Dance Review: ‘Air(realist)’ by Air Dance Bernasconi with Kirsty Little at Theatre Project Posted By: Genean Hines Grobe June 27, 2017.
Laughter. Lamenting. Affectionate professions of love and honest confessions of struggle. Against this audio backdrop, you take in a living, breathing sculpture, shaping, shifting in real time before your eyes. Just what is this peculiar, yet profound experience of art you’ve become a part of?
‘Air(realist),’ by Air Dance Bernasconi with Kirsty Little provided a feast for the eyes through a combination of performance art and aerial dance, a fluid, suspended style of dance that appears to reject gravity and succumb to it all at the same time (Think modern dance in three-dimensions). Using a variety of apparatus such as silks and trapeze, this company of aerial dancers wielded their bodies in this show to portray themes of humanity’s pleasure, pain, potency, and potential. The show guided me on a tour of human experience through a series of mesmerizing vignettes. Featured artist Kirsty Little interpreted motherhood as a beautiful burden and painful joy in the piece, “Continuous.” Her grounded choreography, termed sculpture, utilized harnessed weights and deliberate, controlled movement, which physically expressed the stories of 45 mothers and children playing as a soundscape in the background.

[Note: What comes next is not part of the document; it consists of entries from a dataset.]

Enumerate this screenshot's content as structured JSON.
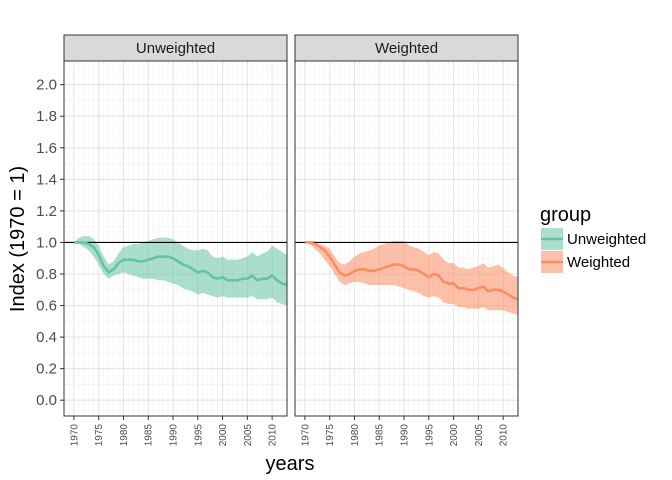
{
  "chart_data": {
    "type": "line",
    "xlabel": "years",
    "ylabel": "Index (1970 = 1)",
    "xlim": [
      1968,
      2013
    ],
    "ylim": [
      -0.1,
      2.15
    ],
    "xticks": [
      1970,
      1975,
      1980,
      1985,
      1990,
      1995,
      2000,
      2005,
      2010
    ],
    "xtick_labels": [
      "1970",
      "1975",
      "1980",
      "1985",
      "1990",
      "1995",
      "2000",
      "2005",
      "2010"
    ],
    "yticks": [
      0.0,
      0.2,
      0.4,
      0.6,
      0.8,
      1.0,
      1.2,
      1.4,
      1.6,
      1.8,
      2.0
    ],
    "ytick_labels": [
      "0.0",
      "0.2",
      "0.4",
      "0.6",
      "0.8",
      "1.0",
      "1.2",
      "1.4",
      "1.6",
      "1.8",
      "2.0"
    ],
    "reference_line": 1.0,
    "grid": true,
    "legend": {
      "title": "group",
      "position": "right",
      "entries": [
        "Unweighted",
        "Weighted"
      ]
    },
    "facets": [
      {
        "label": "Unweighted",
        "color": "#66c2a5",
        "x": [
          1970,
          1971,
          1972,
          1973,
          1974,
          1975,
          1976,
          1977,
          1978,
          1979,
          1980,
          1981,
          1982,
          1983,
          1984,
          1985,
          1986,
          1987,
          1988,
          1989,
          1990,
          1991,
          1992,
          1993,
          1994,
          1995,
          1996,
          1997,
          1998,
          1999,
          2000,
          2001,
          2002,
          2003,
          2004,
          2005,
          2006,
          2007,
          2008,
          2009,
          2010,
          2011,
          2012,
          2013
        ],
        "y": [
          1.0,
          1.0,
          1.0,
          0.99,
          0.97,
          0.92,
          0.85,
          0.81,
          0.83,
          0.87,
          0.89,
          0.89,
          0.89,
          0.88,
          0.88,
          0.89,
          0.9,
          0.91,
          0.91,
          0.91,
          0.9,
          0.88,
          0.86,
          0.85,
          0.83,
          0.81,
          0.82,
          0.81,
          0.78,
          0.77,
          0.78,
          0.76,
          0.76,
          0.76,
          0.77,
          0.77,
          0.79,
          0.76,
          0.77,
          0.77,
          0.79,
          0.76,
          0.74,
          0.73
        ],
        "lower": [
          1.0,
          0.99,
          0.97,
          0.95,
          0.91,
          0.86,
          0.8,
          0.77,
          0.79,
          0.8,
          0.81,
          0.8,
          0.79,
          0.78,
          0.77,
          0.77,
          0.77,
          0.76,
          0.76,
          0.75,
          0.74,
          0.73,
          0.71,
          0.7,
          0.69,
          0.67,
          0.68,
          0.67,
          0.66,
          0.65,
          0.66,
          0.65,
          0.65,
          0.65,
          0.65,
          0.65,
          0.66,
          0.64,
          0.64,
          0.64,
          0.65,
          0.62,
          0.61,
          0.6
        ],
        "upper": [
          1.0,
          1.03,
          1.04,
          1.04,
          1.02,
          0.98,
          0.91,
          0.86,
          0.88,
          0.93,
          0.97,
          0.98,
          0.99,
          0.99,
          1.0,
          1.01,
          1.02,
          1.03,
          1.03,
          1.03,
          1.02,
          1.0,
          0.98,
          0.96,
          0.95,
          0.95,
          0.96,
          0.95,
          0.91,
          0.9,
          0.91,
          0.89,
          0.89,
          0.89,
          0.9,
          0.91,
          0.94,
          0.91,
          0.93,
          0.94,
          0.98,
          0.96,
          0.94,
          0.92
        ]
      },
      {
        "label": "Weighted",
        "color": "#fc8d62",
        "x": [
          1970,
          1971,
          1972,
          1973,
          1974,
          1975,
          1976,
          1977,
          1978,
          1979,
          1980,
          1981,
          1982,
          1983,
          1984,
          1985,
          1986,
          1987,
          1988,
          1989,
          1990,
          1991,
          1992,
          1993,
          1994,
          1995,
          1996,
          1997,
          1998,
          1999,
          2000,
          2001,
          2002,
          2003,
          2004,
          2005,
          2006,
          2007,
          2008,
          2009,
          2010,
          2011,
          2012,
          2013
        ],
        "y": [
          1.0,
          1.0,
          0.99,
          0.97,
          0.95,
          0.91,
          0.86,
          0.81,
          0.79,
          0.8,
          0.82,
          0.83,
          0.83,
          0.82,
          0.82,
          0.83,
          0.84,
          0.85,
          0.86,
          0.86,
          0.85,
          0.83,
          0.83,
          0.82,
          0.8,
          0.78,
          0.8,
          0.79,
          0.75,
          0.74,
          0.74,
          0.71,
          0.71,
          0.7,
          0.7,
          0.71,
          0.72,
          0.69,
          0.7,
          0.7,
          0.69,
          0.67,
          0.65,
          0.64
        ],
        "lower": [
          1.0,
          0.99,
          0.96,
          0.93,
          0.89,
          0.85,
          0.8,
          0.75,
          0.73,
          0.74,
          0.75,
          0.75,
          0.74,
          0.73,
          0.73,
          0.73,
          0.73,
          0.73,
          0.73,
          0.72,
          0.71,
          0.7,
          0.69,
          0.68,
          0.66,
          0.65,
          0.66,
          0.65,
          0.62,
          0.61,
          0.61,
          0.59,
          0.59,
          0.58,
          0.58,
          0.58,
          0.59,
          0.57,
          0.57,
          0.57,
          0.57,
          0.56,
          0.55,
          0.54
        ],
        "upper": [
          1.0,
          1.01,
          1.01,
          0.99,
          0.98,
          0.96,
          0.91,
          0.87,
          0.86,
          0.88,
          0.91,
          0.93,
          0.94,
          0.95,
          0.96,
          0.98,
          0.99,
          1.0,
          1.01,
          1.01,
          1.01,
          0.98,
          0.97,
          0.96,
          0.94,
          0.92,
          0.94,
          0.93,
          0.89,
          0.87,
          0.87,
          0.84,
          0.84,
          0.83,
          0.84,
          0.85,
          0.87,
          0.84,
          0.85,
          0.86,
          0.84,
          0.81,
          0.79,
          0.78
        ]
      }
    ]
  }
}
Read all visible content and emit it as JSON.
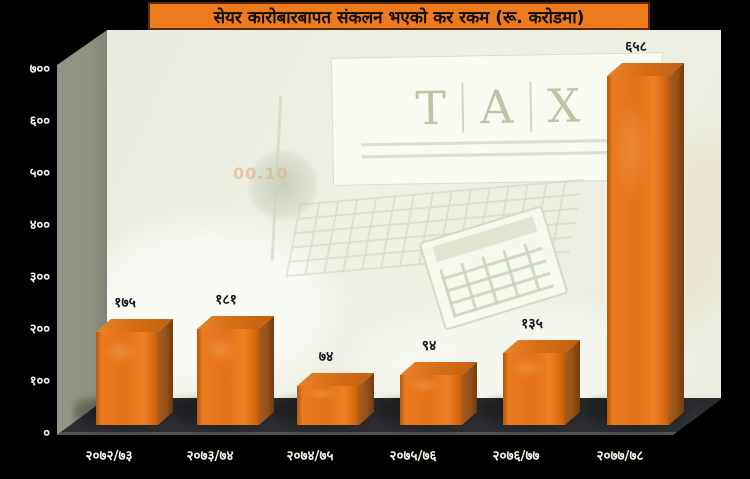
{
  "title": "सेयर कारोबारबापत संकलन भएको कर रकम (रू. करोडमा)",
  "backdrop": {
    "screen_letters": [
      "T",
      "A",
      "X"
    ],
    "faint_text": "00.10"
  },
  "colors": {
    "page_bg": "#000000",
    "title_bg": "#ed7a1c",
    "title_border": "#5f2a02",
    "bar_front": "#e2711b",
    "bar_side": "#94511a",
    "bar_top": "#d66f17",
    "back_wall": "#eaecdf",
    "left_wall": "#8e9181",
    "floor": "#2d2f32",
    "axis_text": "#f4f4ea",
    "value_text": "#181824"
  },
  "chart_data": {
    "type": "bar",
    "title": "सेयर कारोबारबापत संकलन भएको कर रकम (रू. करोडमा)",
    "categories": [
      "२०७२/७३",
      "२०७३/७४",
      "२०७४/७५",
      "२०७५/७६",
      "२०७६/७७",
      "२०७७/७८"
    ],
    "categories_reading": [
      "2072/73",
      "2073/74",
      "2074/75",
      "2075/76",
      "2076/77",
      "2077/78"
    ],
    "values": [
      175,
      181,
      74,
      94,
      135,
      658
    ],
    "value_labels": [
      "१७५",
      "१८१",
      "७४",
      "९४",
      "१३५",
      "६५८"
    ],
    "ylabel": "",
    "xlabel": "",
    "ylim": [
      0,
      700
    ],
    "yticks": [
      0,
      100,
      200,
      300,
      400,
      500,
      600,
      700
    ],
    "ytick_labels": [
      "०",
      "१००",
      "२००",
      "३००",
      "४००",
      "५००",
      "६००",
      "७००"
    ],
    "grid": false,
    "legend": "none",
    "style": "3d-column"
  }
}
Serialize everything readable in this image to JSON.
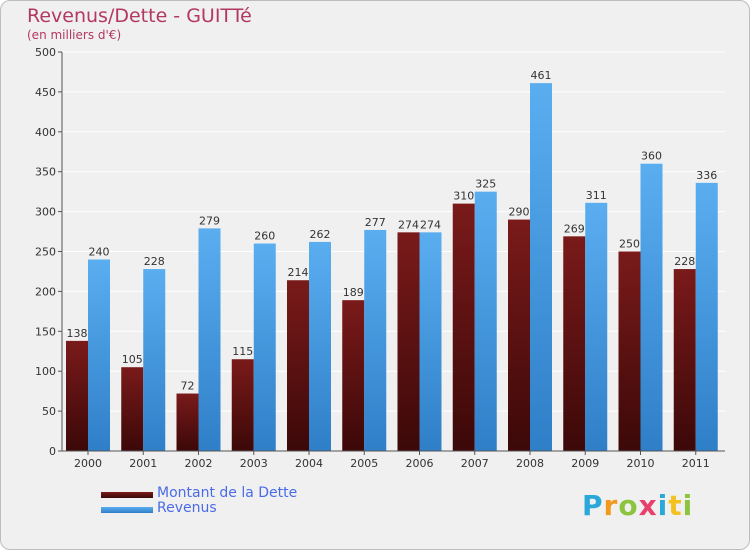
{
  "title": "Revenus/Dette - GUITTé",
  "subtitle": "(en milliers d'€)",
  "logo": {
    "text": "Proxiti",
    "letters": [
      {
        "ch": "P",
        "color": "#2aa8d9"
      },
      {
        "ch": "r",
        "color": "#f29a1f"
      },
      {
        "ch": "o",
        "color": "#8cc43f"
      },
      {
        "ch": "x",
        "color": "#e83f6c"
      },
      {
        "ch": "i",
        "color": "#2aa8d9"
      },
      {
        "ch": "t",
        "color": "#f2c21f"
      },
      {
        "ch": "i",
        "color": "#8cc43f"
      }
    ]
  },
  "chart_data": {
    "type": "bar",
    "title": "Revenus/Dette - GUITTé",
    "subtitle": "(en milliers d'€)",
    "categories": [
      "2000",
      "2001",
      "2002",
      "2003",
      "2004",
      "2005",
      "2006",
      "2007",
      "2008",
      "2009",
      "2010",
      "2011"
    ],
    "series": [
      {
        "name": "Montant de la Dette",
        "color": "#7a1a1a",
        "color_dark": "#3c0808",
        "values": [
          138,
          105,
          72,
          115,
          214,
          189,
          274,
          310,
          290,
          269,
          250,
          228
        ]
      },
      {
        "name": "Revenus",
        "color": "#5aaef0",
        "color_dark": "#2f7fc8",
        "values": [
          240,
          228,
          279,
          260,
          262,
          277,
          274,
          325,
          461,
          311,
          360,
          336
        ]
      }
    ],
    "ylim": [
      0,
      500
    ],
    "yticks": [
      0,
      50,
      100,
      150,
      200,
      250,
      300,
      350,
      400,
      450,
      500
    ],
    "grid": true,
    "legend_position": "bottom-left"
  }
}
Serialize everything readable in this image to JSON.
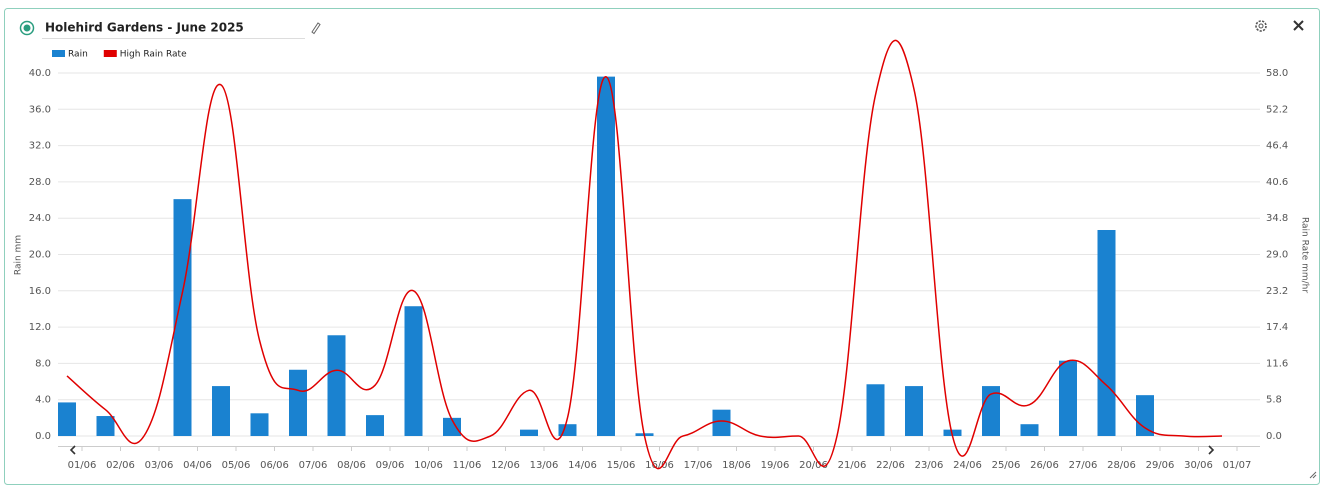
{
  "chart_data": {
    "type": "bar",
    "title": "Holehird Gardens - June 2025",
    "y_label": "Rain mm",
    "y2_label": "Rain Rate mm/hr",
    "categories": [
      "01/06",
      "02/06",
      "03/06",
      "04/06",
      "05/06",
      "06/06",
      "07/06",
      "08/06",
      "09/06",
      "10/06",
      "11/06",
      "12/06",
      "13/06",
      "14/06",
      "15/06",
      "16/06",
      "17/06",
      "18/06",
      "19/06",
      "20/06",
      "21/06",
      "22/06",
      "23/06",
      "24/06",
      "25/06",
      "26/06",
      "27/06",
      "28/06",
      "29/06",
      "30/06",
      "01/07"
    ],
    "series": [
      {
        "name": "Rain",
        "type": "bar",
        "color": "#1a82d0",
        "values": [
          3.7,
          2.2,
          0,
          26.1,
          5.5,
          2.5,
          7.3,
          11.1,
          2.3,
          14.3,
          2.0,
          0,
          0.7,
          1.3,
          39.6,
          0.3,
          0,
          2.9,
          0,
          0,
          0,
          5.7,
          5.5,
          0.7,
          5.5,
          1.3,
          8.3,
          22.7,
          4.5,
          0,
          0
        ]
      },
      {
        "name": "High Rain Rate",
        "type": "line",
        "color": "#e00000",
        "axis": "y2",
        "values": [
          9.6,
          4.2,
          0,
          23,
          56.1,
          15.3,
          7.3,
          10.5,
          8.1,
          23.2,
          2.6,
          0,
          7.3,
          2.9,
          57.4,
          0,
          0,
          2.4,
          0,
          0,
          0,
          54.5,
          55.4,
          0,
          6.7,
          5.0,
          12.0,
          8.1,
          1.3,
          0,
          0
        ]
      }
    ],
    "ylim": [
      0,
      40
    ],
    "yticks": [
      {
        "value": 0,
        "label": "0.0"
      },
      {
        "value": 4,
        "label": "4.0"
      },
      {
        "value": 8,
        "label": "8.0"
      },
      {
        "value": 12,
        "label": "12.0"
      },
      {
        "value": 16,
        "label": "16.0"
      },
      {
        "value": 20,
        "label": "20.0"
      },
      {
        "value": 24,
        "label": "24.0"
      },
      {
        "value": 28,
        "label": "28.0"
      },
      {
        "value": 32,
        "label": "32.0"
      },
      {
        "value": 36,
        "label": "36.0"
      },
      {
        "value": 40,
        "label": "40.0"
      }
    ],
    "y2lim": [
      0,
      58
    ],
    "y2ticks": [
      {
        "value": 0,
        "label": "0.0"
      },
      {
        "value": 5.8,
        "label": "5.8"
      },
      {
        "value": 11.6,
        "label": "11.6"
      },
      {
        "value": 17.4,
        "label": "17.4"
      },
      {
        "value": 23.2,
        "label": "23.2"
      },
      {
        "value": 29,
        "label": "29.0"
      },
      {
        "value": 34.8,
        "label": "34.8"
      },
      {
        "value": 40.6,
        "label": "40.6"
      },
      {
        "value": 46.4,
        "label": "46.4"
      },
      {
        "value": 52.2,
        "label": "52.2"
      },
      {
        "value": 58,
        "label": "58.0"
      }
    ],
    "grid": true
  }
}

Little’s performance set the tone for the evening’s journey, as she had a uniquely candid way of connecting to the audience through physical language. With impeccable coordination and balance, Kirsty Little called out our environmental responsibility through an in-your-face commentary, “Toxic Poison Pills,” accompanied by vivid video imagery and use of exaggerated plastic props. My personal favorite, “Breathe,” was particularly moving. With profound transparency, Kirsty Little presented the struggle of being stuck or feeling bound that many of us experience throughout life’s challenges through an artful binding and unraveling of her body with silks. By the end of the piece, I exhaled.
The ‘Air(realist)’ experience took me to a higher dimension and left me with one conclusion: Release the baggage and ascend.